What makes these newspaper reports interesting to me, beyond the extraordinary facts, is that it reminded me of an article in last month's cyber-crime issue of Champion magazine from NACDL entitled "Arguing for Suppression of 'Hash' Evidence," by Marcia Hoffman of the Electronic Frontier Foundation. While I doubt that this case depends upon the use of 'hash' evidence given the nature of the evidence being sought, the questions of the breadth and scope of officers' searches of computers, even under a search warrant, is one that will soon have to be addressed by courts. As Hoffman explains: "Because Fourth Amendment jurisprudence has evolved around traditional notions of physical property and common law trespass, its application to new technologies has been an ongoing challenge for the courts. It is well-settled that people generally have a reasonable expectation of privacy in their personal computers, but forensic examinations--a key component of many police investigations--raise some difficult questions."
Along those lines, another article in the Georgia Bar Journal this past February by Edward Garland and Samuel Williams (the attorneys that fashioned the sentencing alternatives for rapper T.I. that recently made news) entitled "The Fourth Amendment and Computers: Are computers just another container or are new rules required to reflect new technologies," addressed the many issues presented by officers broad searches of computers. Garland and Williams argue in their article that "[a]lthough there is considerable debate about whether traditional Fourth Amendment jurisprudence can adequately address any issue that arises in the context of a computer search, or whether an entirely new set of rules is needed, the fact of the matter is that the computer presents new and intriguing problems in the area of the Fourth Amendment, regardless of whether the courts ultimately rely on adapting old rules to solve the problems, or adopting new rules to reflect the technologies." Their article identifies a myriad of issues relating to computer searches and proposes that adapting old rules will be insufficient to address the problems presented by broad computer searches. They contend that the promulgation of new rules will be necessary to prevent the circumvention of the 4th Amendment's privacy protections in persons effects found on hard drives. In addressing the Georgia courts' view of a computer as simply another briefcase, they state, "[t]his simplistic view fails to recognize the scope of the searches that are being undertaken; fails to consider the amount of information found in computers that has nothing to do with legitimate law enforcement concerns and results in the violation of the particularity requirement of the Fourth Amendment and the requirement that searches and seizures be reasonable."

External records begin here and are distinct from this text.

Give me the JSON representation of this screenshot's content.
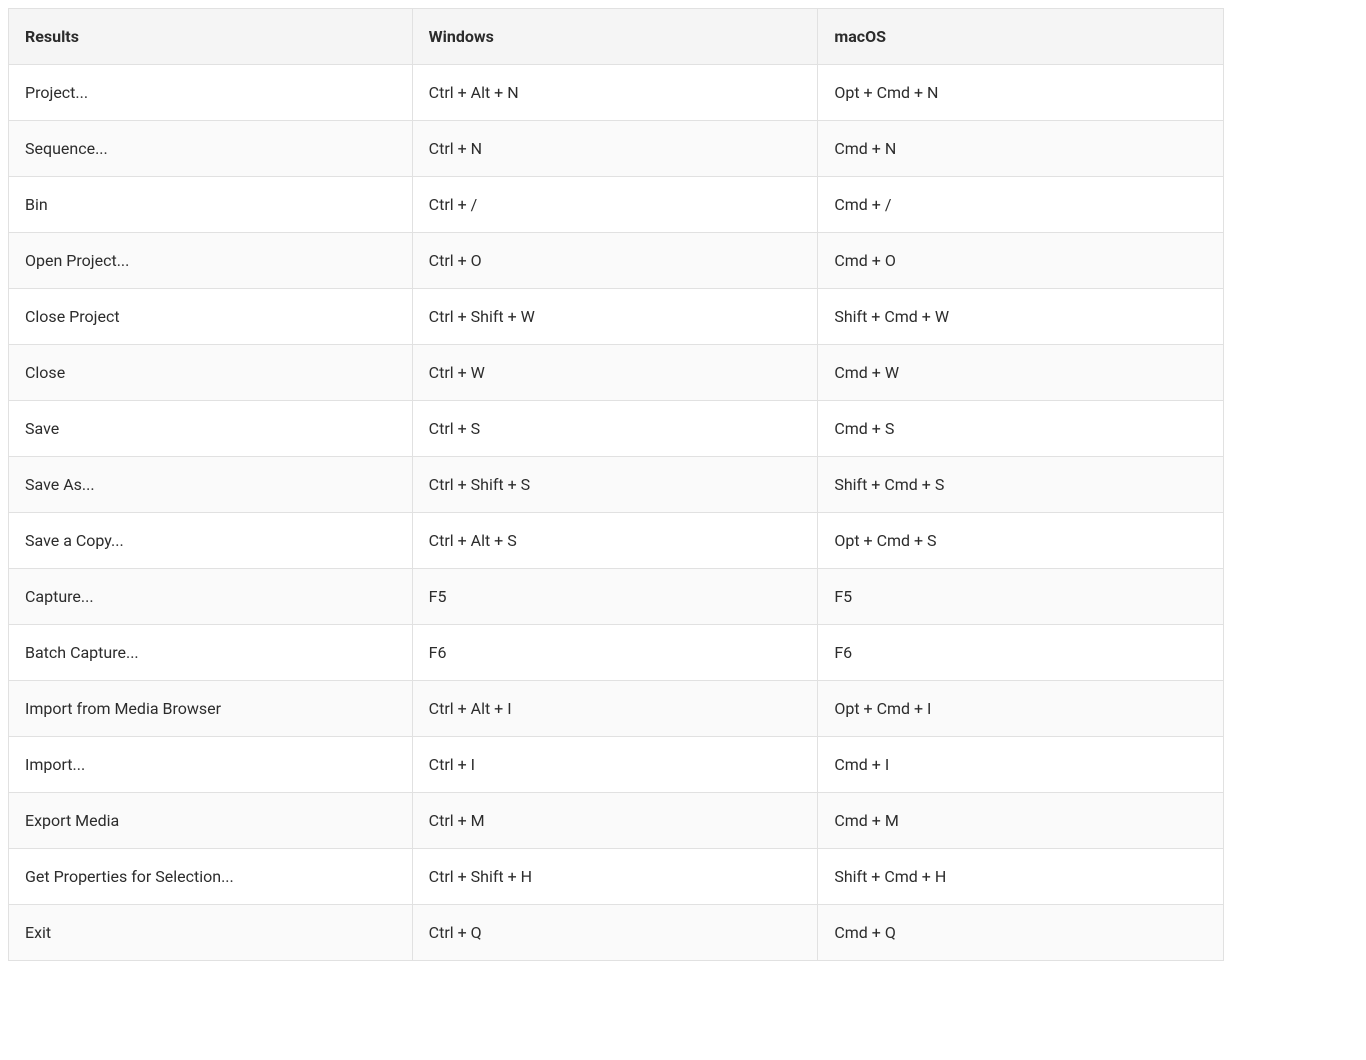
{
  "table": {
    "headers": {
      "results": "Results",
      "windows": "Windows",
      "macos": "macOS"
    },
    "rows": [
      {
        "results": "Project...",
        "windows": "Ctrl + Alt + N",
        "macos": "Opt + Cmd + N"
      },
      {
        "results": "Sequence...",
        "windows": "Ctrl + N",
        "macos": "Cmd + N"
      },
      {
        "results": "Bin",
        "windows": "Ctrl + /",
        "macos": "Cmd + /"
      },
      {
        "results": "Open Project...",
        "windows": "Ctrl + O",
        "macos": "Cmd + O"
      },
      {
        "results": "Close Project",
        "windows": "Ctrl + Shift + W",
        "macos": "Shift + Cmd + W"
      },
      {
        "results": "Close",
        "windows": "Ctrl + W",
        "macos": "Cmd + W"
      },
      {
        "results": "Save",
        "windows": "Ctrl + S",
        "macos": "Cmd + S"
      },
      {
        "results": "Save As...",
        "windows": "Ctrl + Shift + S",
        "macos": "Shift + Cmd + S"
      },
      {
        "results": "Save a Copy...",
        "windows": "Ctrl + Alt + S",
        "macos": "Opt + Cmd + S"
      },
      {
        "results": "Capture...",
        "windows": "F5",
        "macos": "F5"
      },
      {
        "results": "Batch Capture...",
        "windows": "F6",
        "macos": "F6"
      },
      {
        "results": "Import from Media Browser",
        "windows": "Ctrl + Alt + I",
        "macos": "Opt + Cmd + I"
      },
      {
        "results": "Import...",
        "windows": "Ctrl + I",
        "macos": "Cmd + I"
      },
      {
        "results": "Export Media",
        "windows": "Ctrl + M",
        "macos": "Cmd + M"
      },
      {
        "results": "Get Properties for Selection...",
        "windows": "Ctrl + Shift + H",
        "macos": "Shift + Cmd + H"
      },
      {
        "results": "Exit",
        "windows": "Ctrl + Q",
        "macos": "Cmd + Q"
      }
    ]
  }
}
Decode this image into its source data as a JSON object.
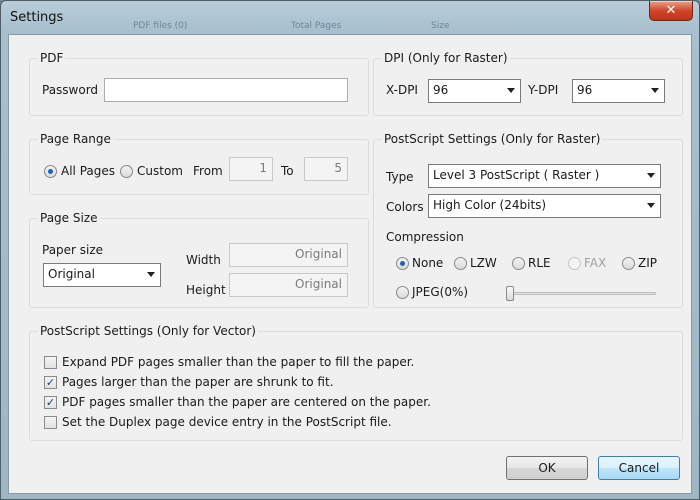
{
  "window": {
    "title": "Settings",
    "close_glyph": "✕",
    "background_tabs": [
      "PDF files (0)",
      "Total Pages",
      "Size"
    ]
  },
  "pdf": {
    "group_label": "PDF",
    "password_label": "Password",
    "password_value": ""
  },
  "dpi": {
    "group_label": "DPI (Only for Raster)",
    "x_label": "X-DPI",
    "x_value": "96",
    "y_label": "Y-DPI",
    "y_value": "96"
  },
  "page_range": {
    "group_label": "Page Range",
    "all_pages_label": "All Pages",
    "all_pages_selected": true,
    "custom_label": "Custom",
    "from_label": "From",
    "from_value": "1",
    "to_label": "To",
    "to_value": "5"
  },
  "page_size": {
    "group_label": "Page Size",
    "paper_size_label": "Paper size",
    "paper_size_value": "Original",
    "width_label": "Width",
    "width_value": "Original",
    "height_label": "Height",
    "height_value": "Original"
  },
  "ps_raster": {
    "group_label": "PostScript Settings (Only for Raster)",
    "type_label": "Type",
    "type_value": "Level 3 PostScript ( Raster )",
    "colors_label": "Colors",
    "colors_value": "High Color (24bits)",
    "compression_label": "Compression",
    "compression_options": [
      {
        "label": "None",
        "checked": true,
        "disabled": false
      },
      {
        "label": "LZW",
        "checked": false,
        "disabled": false
      },
      {
        "label": "RLE",
        "checked": false,
        "disabled": false
      },
      {
        "label": "FAX",
        "checked": false,
        "disabled": true
      },
      {
        "label": "ZIP",
        "checked": false,
        "disabled": false
      },
      {
        "label": "JPEG(0%)",
        "checked": false,
        "disabled": false
      }
    ],
    "jpeg_quality_percent": 0
  },
  "ps_vector": {
    "group_label": "PostScript Settings (Only for Vector)",
    "options": [
      {
        "label": "Expand PDF pages smaller than the paper to fill the  paper.",
        "checked": false
      },
      {
        "label": "Pages larger than the paper are shrunk to fit.",
        "checked": true
      },
      {
        "label": "PDF pages smaller than the paper are  centered  on  the  paper.",
        "checked": true
      },
      {
        "label": "Set the Duplex page device entry in the  PostScript file.",
        "checked": false
      }
    ]
  },
  "buttons": {
    "ok_label": "OK",
    "cancel_label": "Cancel"
  },
  "icons": {
    "check_glyph": "✓"
  }
}
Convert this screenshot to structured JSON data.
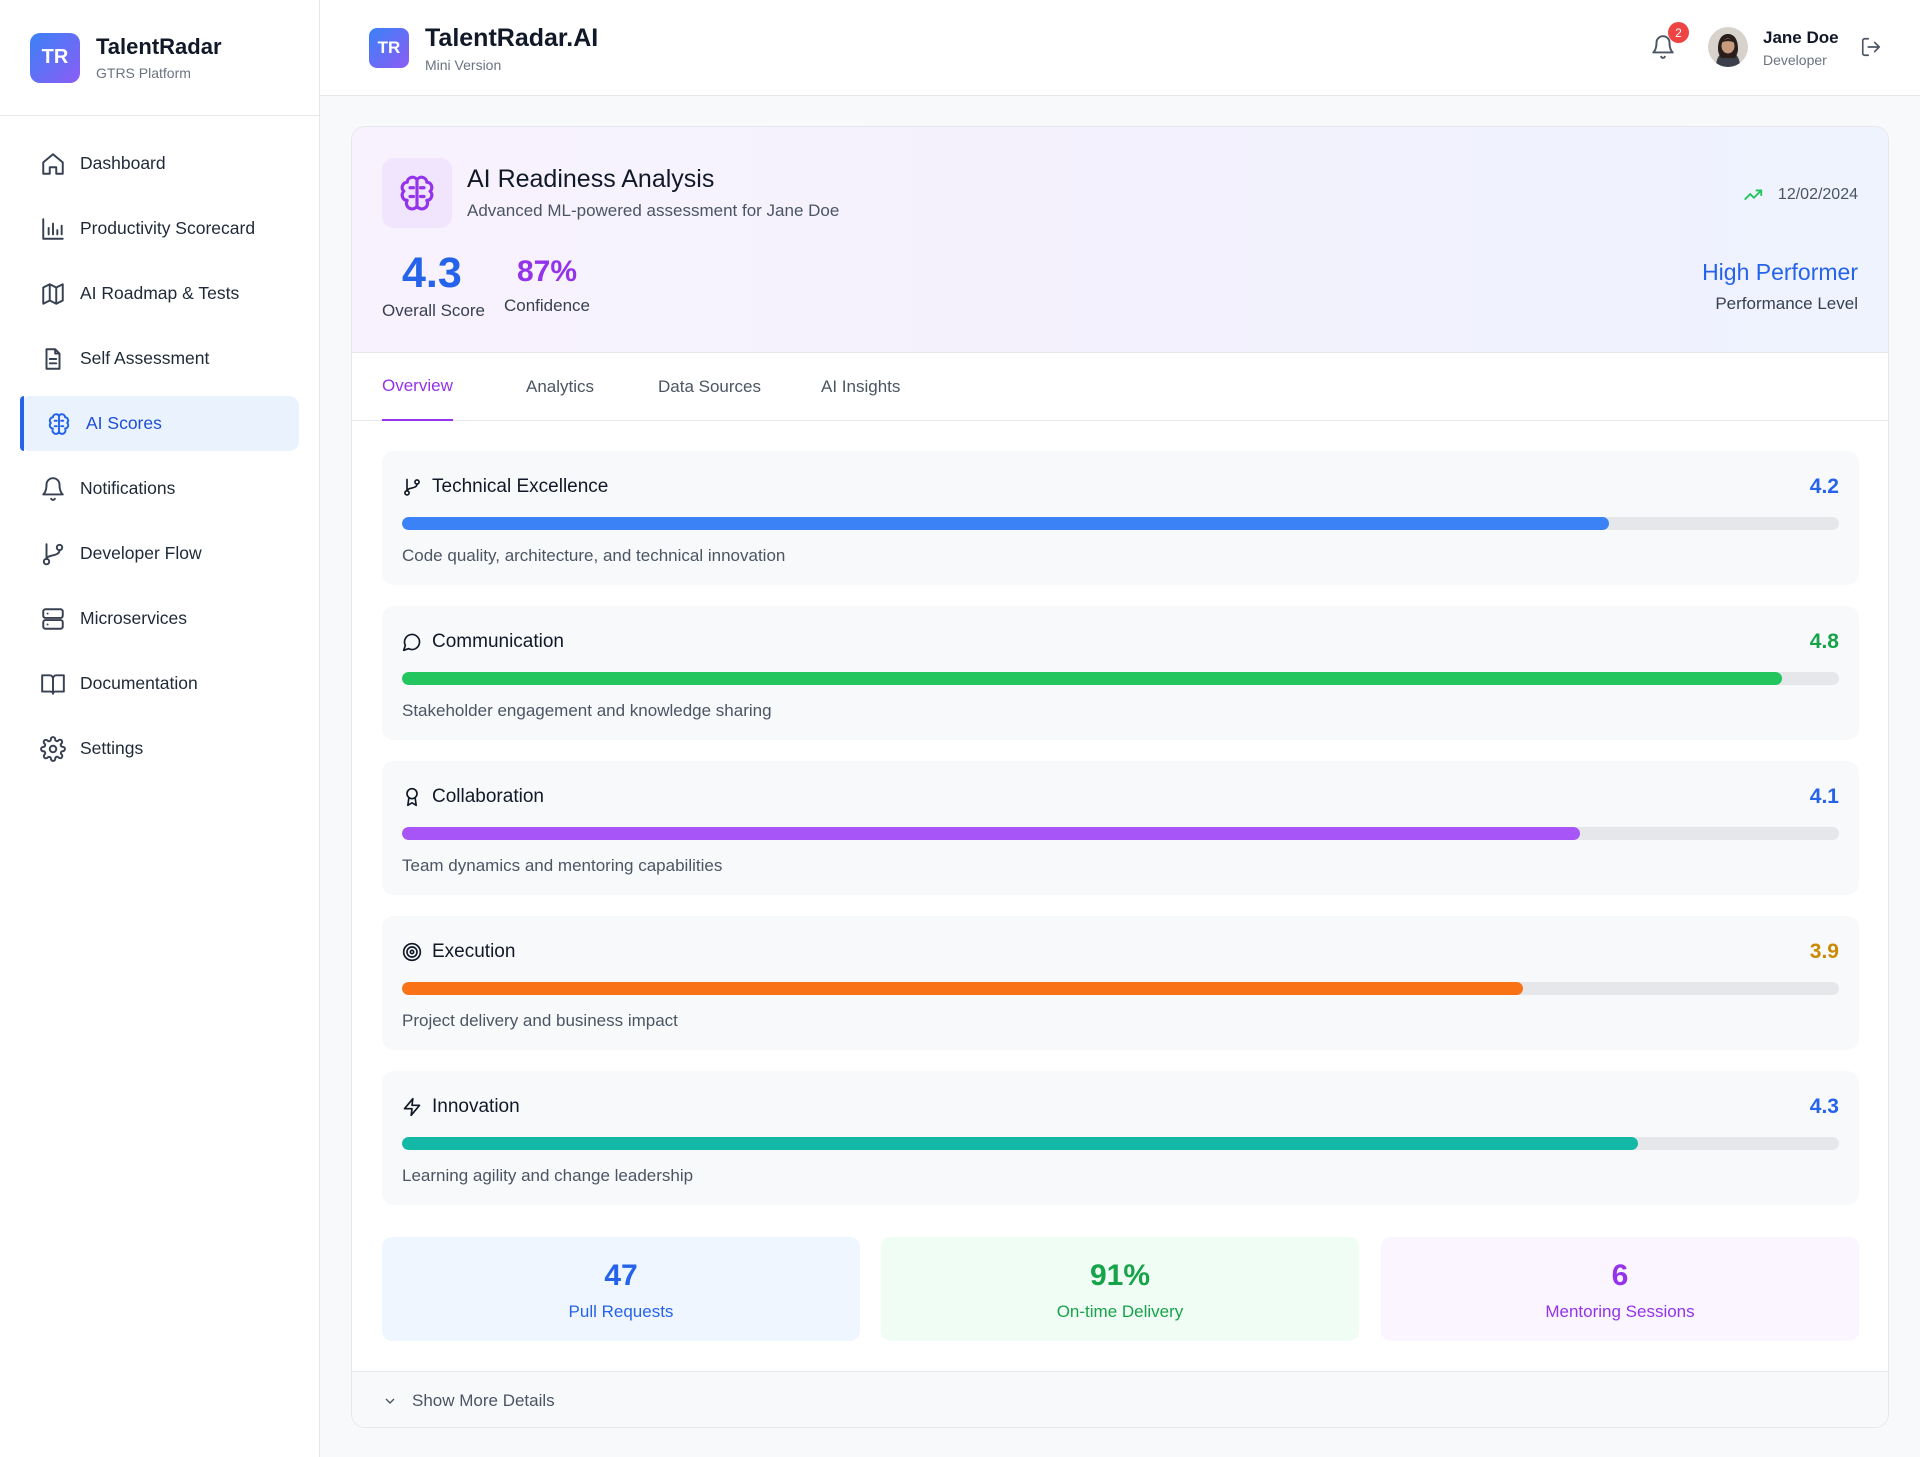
{
  "sidebar": {
    "logo_text": "TR",
    "brand_name": "TalentRadar",
    "brand_sub": "GTRS Platform",
    "items": [
      {
        "label": "Dashboard",
        "icon": "home-icon"
      },
      {
        "label": "Productivity Scorecard",
        "icon": "bar-chart-icon"
      },
      {
        "label": "AI Roadmap & Tests",
        "icon": "map-icon"
      },
      {
        "label": "Self Assessment",
        "icon": "document-icon"
      },
      {
        "label": "AI Scores",
        "icon": "brain-icon",
        "active": true
      },
      {
        "label": "Notifications",
        "icon": "bell-icon"
      },
      {
        "label": "Developer Flow",
        "icon": "git-branch-icon"
      },
      {
        "label": "Microservices",
        "icon": "server-icon"
      },
      {
        "label": "Documentation",
        "icon": "book-icon"
      },
      {
        "label": "Settings",
        "icon": "gear-icon"
      }
    ]
  },
  "header": {
    "logo_text": "TR",
    "title": "TalentRadar.AI",
    "subtitle": "Mini Version",
    "notification_count": "2",
    "user_name": "Jane Doe",
    "user_role": "Developer"
  },
  "analysis": {
    "title": "AI Readiness Analysis",
    "subtitle": "Advanced ML-powered assessment for Jane Doe",
    "date": "12/02/2024",
    "overall_score": "4.3",
    "overall_label": "Overall Score",
    "confidence": "87%",
    "confidence_label": "Confidence",
    "performance": "High Performer",
    "performance_label": "Performance Level"
  },
  "tabs": [
    "Overview",
    "Analytics",
    "Data Sources",
    "AI Insights"
  ],
  "metrics": [
    {
      "name": "Technical Excellence",
      "score": "4.2",
      "fraction": 0.84,
      "description": "Code quality, architecture, and technical innovation",
      "color": "#3b82f6",
      "score_color": "#2563eb",
      "icon": "git-branch-icon"
    },
    {
      "name": "Communication",
      "score": "4.8",
      "fraction": 0.96,
      "description": "Stakeholder engagement and knowledge sharing",
      "color": "#22c55e",
      "score_color": "#16a34a",
      "icon": "message-circle-icon"
    },
    {
      "name": "Collaboration",
      "score": "4.1",
      "fraction": 0.82,
      "description": "Team dynamics and mentoring capabilities",
      "color": "#a855f7",
      "score_color": "#2563eb",
      "icon": "award-icon"
    },
    {
      "name": "Execution",
      "score": "3.9",
      "fraction": 0.78,
      "description": "Project delivery and business impact",
      "color": "#f97316",
      "score_color": "#ca8a04",
      "icon": "target-icon"
    },
    {
      "name": "Innovation",
      "score": "4.3",
      "fraction": 0.86,
      "description": "Learning agility and change leadership",
      "color": "#14b8a6",
      "score_color": "#2563eb",
      "icon": "zap-icon"
    }
  ],
  "stats": [
    {
      "value": "47",
      "label": "Pull Requests",
      "bg": "#eff6ff",
      "color": "#2563eb"
    },
    {
      "value": "91%",
      "label": "On-time Delivery",
      "bg": "#f0fdf4",
      "color": "#16a34a"
    },
    {
      "value": "6",
      "label": "Mentoring Sessions",
      "bg": "#faf5ff",
      "color": "#9333ea"
    }
  ],
  "footer": {
    "label": "Show More Details"
  }
}
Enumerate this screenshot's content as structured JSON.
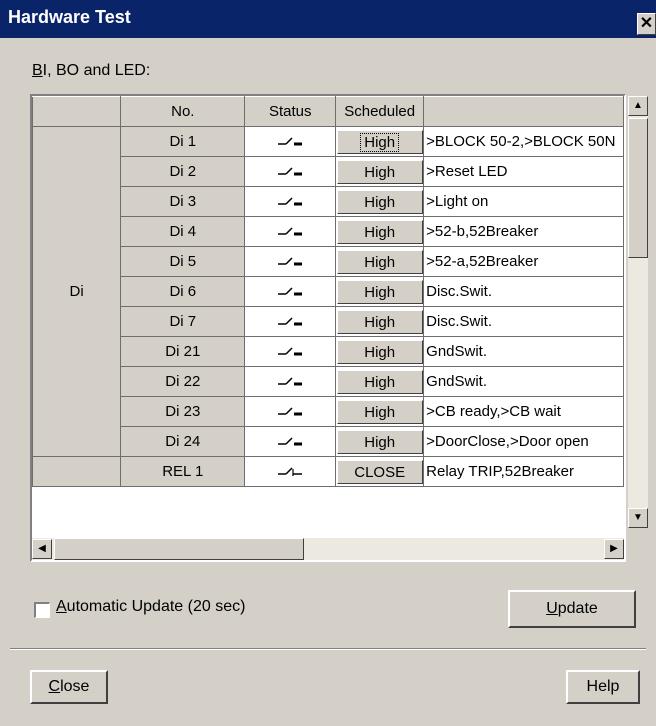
{
  "window": {
    "title": "Hardware Test",
    "close_glyph": "✕"
  },
  "group_label": {
    "prefix": "B",
    "rest": "I, BO and LED:"
  },
  "grid": {
    "headers": {
      "group": "",
      "no": "No.",
      "status": "Status",
      "scheduled": "Scheduled",
      "description": ""
    },
    "group_label": "Di",
    "rows": [
      {
        "no": "Di 1",
        "status_icon": "switch-open-icon",
        "scheduled": "High",
        "description": ">BLOCK 50-2,>BLOCK 50N"
      },
      {
        "no": "Di 2",
        "status_icon": "switch-open-icon",
        "scheduled": "High",
        "description": ">Reset LED"
      },
      {
        "no": "Di 3",
        "status_icon": "switch-open-icon",
        "scheduled": "High",
        "description": ">Light on"
      },
      {
        "no": "Di 4",
        "status_icon": "switch-open-icon",
        "scheduled": "High",
        "description": ">52-b,52Breaker"
      },
      {
        "no": "Di 5",
        "status_icon": "switch-open-icon",
        "scheduled": "High",
        "description": ">52-a,52Breaker"
      },
      {
        "no": "Di 6",
        "status_icon": "switch-open-icon",
        "scheduled": "High",
        "description": "Disc.Swit."
      },
      {
        "no": "Di 7",
        "status_icon": "switch-open-icon",
        "scheduled": "High",
        "description": "Disc.Swit."
      },
      {
        "no": "Di 21",
        "status_icon": "switch-open-icon",
        "scheduled": "High",
        "description": "GndSwit."
      },
      {
        "no": "Di 22",
        "status_icon": "switch-open-icon",
        "scheduled": "High",
        "description": "GndSwit."
      },
      {
        "no": "Di 23",
        "status_icon": "switch-open-icon",
        "scheduled": "High",
        "description": ">CB ready,>CB wait"
      },
      {
        "no": "Di 24",
        "status_icon": "switch-open-icon",
        "scheduled": "High",
        "description": ">DoorClose,>Door open"
      },
      {
        "no": "REL 1",
        "status_icon": "relay-open-icon",
        "scheduled": "CLOSE",
        "description": "Relay TRIP,52Breaker"
      }
    ]
  },
  "auto_update": {
    "label": "Automatic Update (20 sec)",
    "checked": false
  },
  "buttons": {
    "update": "Update",
    "close": "Close",
    "help": "Help"
  }
}
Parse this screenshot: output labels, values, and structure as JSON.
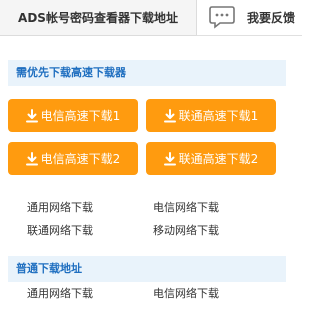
{
  "tabs": {
    "active_title": "ADS帐号密码查看器下载地址",
    "feedback_label": "我要反馈",
    "feedback_icon": "chat-bubble-icon"
  },
  "priority_section": {
    "title": "需优先下载高速下载器",
    "buttons": [
      {
        "label": "电信高速下载1",
        "icon": "download-icon"
      },
      {
        "label": "联通高速下载1",
        "icon": "download-icon"
      },
      {
        "label": "电信高速下载2",
        "icon": "download-icon"
      },
      {
        "label": "联通高速下载2",
        "icon": "download-icon"
      }
    ],
    "links": [
      "通用网络下载",
      "电信网络下载",
      "联通网络下载",
      "移动网络下载"
    ]
  },
  "normal_section": {
    "title": "普通下载地址",
    "links": [
      "通用网络下载",
      "电信网络下载"
    ]
  },
  "colors": {
    "button_orange": "#ff9b0f",
    "section_title_blue": "#1f6fc0",
    "section_bg": "#e9f3fb"
  }
}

I believe that the Kernell case might present an excellent situation for the Sixth Circuit to address the parameters of the 4th Amendment in the digital age, and the district court's actions in this case bears watching. While Garland and Williams identify other issues presented by computer searches, I believe the particularity requirement of the 4th Amendment is going to be the key to evaluating search warrants seeking to seize computers from a defendant. When you seize most people's computers these days, you aren't just seizing their storage device for evidence of crimes or illicit contraband, but also, their checkbooks, their entertainment systems, their writings, "their papers and effects" if you will. Given the myriad of uses computers are involved in, are warrants that describe the item to be seized simply as a "computer" enough to fulfill the particularity requirement, or will agents need to identify the specific type of file that they are searching for in the computer? If agents go in searching for one thing, but do a little nosing around, and find evidence of another crime, is that 'plain-view'? These are just two of many questions that have yet to be answered regarding computer searches.
Based on an admittedly cursory review of the caselaw this morning, I could find no cases where the Sixth Circuit has directly addressed the particularity requirement in regards to searches of computers. Maybe Mr. Kernell's case will give them the opportunity to do so, judging from the nature of his motion to suppress. Regardless, I believe this is an issue that is going to be addressed by higher courts in the immediate future, and the defense practitioner needs to take a second look at warrants that simply identify a 'computer' as the object of the search.